K-State Extension horticulturist Dennis Patton said hardwooded trees — like the giant pin oaks common throughout northeast Johnson County — have denser, stronger limbs that tends to fare better under the stress of a major snowstorm.
“These trees grow slowly, and because they grow slowly they have very strong trunks and branches,” he said. “The denser the wood, the stronger the tree.”
Conversely, soft wooded trees, like the ashes, decorative pears and maples common in newer subdivisions, often can’t handle the added weight of snow piled on their limbs, and are prone to splitting apart.
“Everyone seems to want a fast-growing tree when they’re planting, but the slow-growing ones are better suited for this area,” Patton said. “And unfortunately, the list of trees that will break up under added weight is a lot longer than the list of those that will hold up well.”
The summer’s drought conditions, while still causing problems for area trees, likely didn’t contribute in any significant fashion to the limb falloff. According to Patton, droughts don’t impact wood strength. Instead, they hamper the tree’s internal systems and prevent them from growing.

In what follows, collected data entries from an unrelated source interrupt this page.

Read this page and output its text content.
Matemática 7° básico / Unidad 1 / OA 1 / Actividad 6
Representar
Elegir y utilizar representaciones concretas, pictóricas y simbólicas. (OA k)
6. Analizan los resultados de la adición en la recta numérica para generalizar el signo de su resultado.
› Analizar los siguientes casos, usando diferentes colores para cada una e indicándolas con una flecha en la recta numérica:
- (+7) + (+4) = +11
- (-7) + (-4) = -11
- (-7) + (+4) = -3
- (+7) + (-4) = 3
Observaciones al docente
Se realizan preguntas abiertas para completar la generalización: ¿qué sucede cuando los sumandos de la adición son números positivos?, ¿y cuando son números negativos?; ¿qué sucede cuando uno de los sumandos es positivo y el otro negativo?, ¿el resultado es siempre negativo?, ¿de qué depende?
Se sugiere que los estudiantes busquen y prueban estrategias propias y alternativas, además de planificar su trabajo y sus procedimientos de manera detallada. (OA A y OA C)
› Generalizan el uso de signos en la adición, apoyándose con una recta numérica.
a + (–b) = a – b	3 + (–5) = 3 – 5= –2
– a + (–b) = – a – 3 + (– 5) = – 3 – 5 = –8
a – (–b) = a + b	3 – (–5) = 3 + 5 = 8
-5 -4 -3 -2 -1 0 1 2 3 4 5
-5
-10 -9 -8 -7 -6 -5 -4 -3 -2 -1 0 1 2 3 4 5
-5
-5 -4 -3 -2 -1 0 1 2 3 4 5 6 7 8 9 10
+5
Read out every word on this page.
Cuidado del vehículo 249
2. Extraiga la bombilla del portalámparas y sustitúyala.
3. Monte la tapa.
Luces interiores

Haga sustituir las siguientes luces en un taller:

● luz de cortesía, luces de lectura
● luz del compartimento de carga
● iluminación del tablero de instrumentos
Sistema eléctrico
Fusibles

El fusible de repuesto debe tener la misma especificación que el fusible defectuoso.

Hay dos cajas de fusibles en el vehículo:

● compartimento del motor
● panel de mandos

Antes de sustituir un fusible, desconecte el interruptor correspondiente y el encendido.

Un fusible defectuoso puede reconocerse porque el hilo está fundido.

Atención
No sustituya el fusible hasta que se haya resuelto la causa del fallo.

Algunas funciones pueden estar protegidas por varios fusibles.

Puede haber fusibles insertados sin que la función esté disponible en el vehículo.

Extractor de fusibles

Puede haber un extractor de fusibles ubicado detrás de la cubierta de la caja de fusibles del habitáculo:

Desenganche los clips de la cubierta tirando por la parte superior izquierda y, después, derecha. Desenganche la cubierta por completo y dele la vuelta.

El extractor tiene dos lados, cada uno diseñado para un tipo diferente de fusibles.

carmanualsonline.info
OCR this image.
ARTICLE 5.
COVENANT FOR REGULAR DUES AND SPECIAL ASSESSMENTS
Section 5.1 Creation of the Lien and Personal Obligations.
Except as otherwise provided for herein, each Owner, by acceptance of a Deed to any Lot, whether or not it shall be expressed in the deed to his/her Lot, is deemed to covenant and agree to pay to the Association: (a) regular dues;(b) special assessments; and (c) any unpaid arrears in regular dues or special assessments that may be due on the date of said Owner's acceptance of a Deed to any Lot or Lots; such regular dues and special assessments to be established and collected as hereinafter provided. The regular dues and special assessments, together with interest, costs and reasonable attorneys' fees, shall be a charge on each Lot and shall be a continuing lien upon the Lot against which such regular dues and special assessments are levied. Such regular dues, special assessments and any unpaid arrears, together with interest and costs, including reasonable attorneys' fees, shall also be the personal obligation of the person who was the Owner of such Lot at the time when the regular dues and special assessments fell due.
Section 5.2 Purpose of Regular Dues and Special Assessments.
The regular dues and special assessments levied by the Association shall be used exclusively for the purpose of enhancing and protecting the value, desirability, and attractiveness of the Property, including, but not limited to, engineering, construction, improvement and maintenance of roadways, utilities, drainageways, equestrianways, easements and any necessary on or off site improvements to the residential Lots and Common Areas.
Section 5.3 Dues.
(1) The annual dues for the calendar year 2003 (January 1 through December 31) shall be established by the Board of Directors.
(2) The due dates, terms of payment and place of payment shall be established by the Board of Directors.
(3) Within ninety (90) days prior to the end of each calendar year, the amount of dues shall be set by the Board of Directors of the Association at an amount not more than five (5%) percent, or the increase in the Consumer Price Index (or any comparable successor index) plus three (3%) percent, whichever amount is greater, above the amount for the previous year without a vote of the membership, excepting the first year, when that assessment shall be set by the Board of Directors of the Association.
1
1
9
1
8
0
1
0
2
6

Patton also said evergreens tend to do well under snowstorm conditions, but primarily as a result of their branch structure, not their wood density. Evergreen branches tend to grow at what arborists call “wide crotch angles,” meaning they grow straight out from a trunk, as opposed to at an angle:
“The wider the crotch angle, the stronger the limb,” Patton said. “Many evergreen species have branches that are nearly perpendicular to the trunk, meaning the branches can grow extremely strong.”
If you (like we) are among the unlucky ones to have trees with major damage, Patton encourages you to find a reputable arborist to help clean up.
“My advice is that if you have to get off the ground, call a pro,” he said. “And make sure it’s a trusted company. We’ve already seen a couple of fly-by-night operators out there.”
Patton added that broken stubs should be pruned back all the way to the nearest major limb intersection.